Nunca convide para dentro de sua casa:
- O fofoqueiro, que carrega veneno
A fofoca é uma doença silenciosa. Ela não apenas contamina a reputação alheia, mas corrói a serenidade de quem a escuta. O fofoqueiro não traz companhia, traz inquietação. Onde há intriga, a paz não permanece. O homem virtuoso protege sua mente como um jardim, não permite que ervas daninhas criem raízes. - O desrespeitoso, que ignora limites
A falta de respeito é um sinal claro de desordem interior. Quem não reconhece limites também não reconhece valores. Aquele que desconsidera o que é sagrado para você, cedo ou tarde tentará impor sua própria desordem.

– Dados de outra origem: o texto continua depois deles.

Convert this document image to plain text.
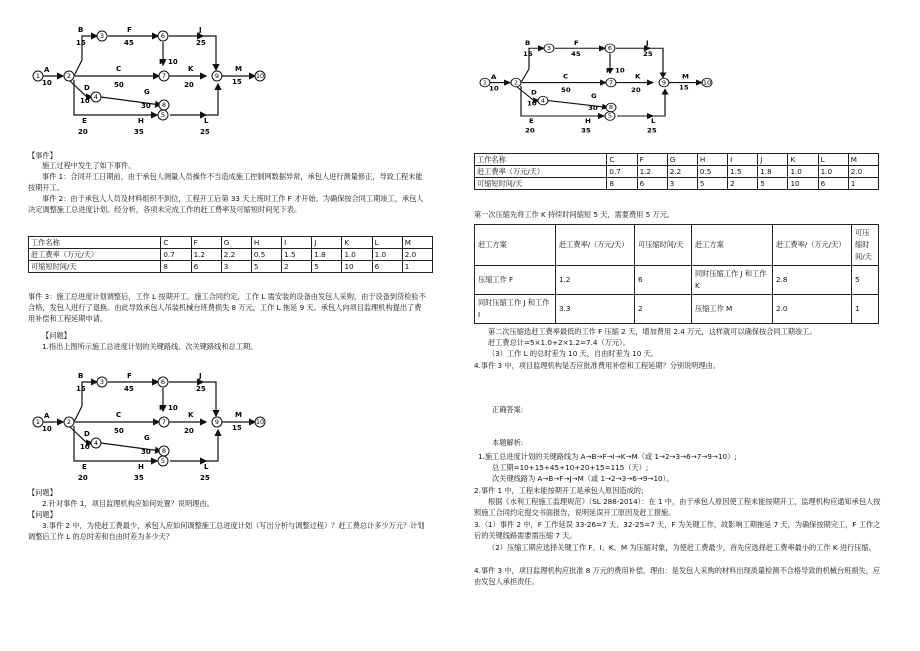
A
10
B
15
F
45
J
25
I 10
C
50
K
20
M
15
D
10
G
30
E
20
H
35
L
25
1	2
3
4
5
6
7
8
9	10
【事件】
施工过程中发生了如下事件。
事件 1：合同开工日期前，由于承包人测量人员操作不当造成施工控制网数据异常，承包人进行测量修正，导致工程未能按期开工。
事件 2：由于承包人人员及材料组织不到位，工程开工后第 33 天上班时工作 F 才开始。为确保按合同工期竣工，承包人决定调整施工总进度计划。经分析，各项未完成工作的赶工费率及可缩短时间见下表。
工作名称	C	F	G	H	I	J	K	L	M
赶工费率（万元/天）	0.7	1.2	2.2	0.5	1.5	1.8	1.0	1.0	2.0
可缩短时间/天	8	6	3	5	2	5	10	6	1
事件 3：施工总进度计划调整后，工作 L 按期开工。施工合同约定，工作 L 需安装的设备由发包人采购，由于设备到货检验不合格，发包人进行了退换。由此导致承包人吊装机械台班费损失 8 万元，工作 L 拖延 9 天。承包人向项目监理机构提出了费用补偿和工程延期申请。
【问题】
1.指出上图所示施工总进度计划的关键路线、次关键路线和总工期。
A
10
B
15
F
45
J
25
I 10
C
50
K
20
M
15
D
10
G
30
E
20
H
35
L
25
1	2
3
4
5
6
7
8
9	10
【问题】
2.针对事件 1，项目监理机构应如何处置？说明理由。
【问题】
3.事件 2 中，为使赶工费最少，承包人应如何调整施工总进度计划（写出分析与调整过程）？赶工费总计多少万元？计划调整后工作 L 的总时差和自由时差为多少天？
A
10
B
15
F
45
J
25
I 10
C
50
K
20
M
15
D
10
G
30
E
20
H
35
L
25
1	2
3
4
5
6
7
8
9	10
工作名称	C	F	G	H	I	J	K	L	M
赶工费率（万元/天）	0.7	1.2	2.2	0.5	1.5	1.8	1.0	1.0	2.0
可缩短时间/天	8	6	3	5	2	5	10	6	1
第一次压缩先将工作 K 持续时间缩短 5 天，需要费用 5 万元。
赶工方案	赶工费率/（万元/天）	可压缩时间/天	赶工方案	赶工费率/（万元/天）	可压缩时间/天
压缩工作 F	1.2	6	同时压缩工作 J 和工作 K	2.8	5
同时压缩工作 J 和工作 I	3.3	2	压缩工作 M	2.0	1
第二次压缩选赶工费率最低的工作 F 压缩 2 天，增加费用 2.4 万元，这样就可以确保按合同工期竣工。
赶工费总计=5×1.0+2×1.2=7.4（万元）。
（3）工作 L 的总时差为 10 天，自由时差为 10 天。
4.事件 3 中，项目监理机构是否应批准费用补偿和工程延期？分别说明理由。
正确答案:
本题解析:
1.施工总进度计划的关键路线为 A→B→F→I→K→M（或 1→2→3→6→7→9→10）;
总工期=10+15+45+10+20+15=115（天）;
次关键线路为 A→B→F→J→M（或 1→2→3→6→9→10）。
2.事件 1 中，工程未能按期开工是承包人原因造成的;
根据《水利工程施工监理规范》（SL 288-2014）：在 1 中，由于承包人原因使工程未能按期开工，监理机构应通知承包人按照施工合同约定提交书面报告，说明延误开工原因及赶工措施。
3.（1）事件 2 中，F 工作延误 33-26=7 天、32-25=7 天，F 为关键工作，故影响工期拖延 7 天，为确保按期完工，F 工作之后的关键线路需要需压缩 7 天。
（2）压缩工期应选择关键工作 F、I、K、M 为压缩对象，为使赶工费最少，首先应选择赶工费率最小的工作 K 进行压缩。
4.事件 3 中，项目监理机构应批准 8 万元的费用补偿。理由：是发包人采购的材料出现质量检测不合格导致的机械台班损失，应由发包人承担责任。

O estoico compreende que a dignidade começa na firmeza de seus próprios princípios. - O problemático, que vive em caos constante
Todos enfrentamos dificuldades, mas há aqueles que fazem do caos um estilo de vida. Onde chegam, trazem tempestades. Não buscam solução, buscam plateia. A compaixão é uma virtude, mas permitir que o caos se instale dentro de sua casa não é bondade, é negligência consigo mesmo.
A sabedoria está em compreender que proteger a própria paz não é egoísmo, é responsabilidade. A porta de uma casa simboliza a fronteira entre o mundo e o caráter. Nem todos que batem devem entrar.
Quem cultiva a virtude aprende que dizer “não” também é um ato de justiça consigo mesmo.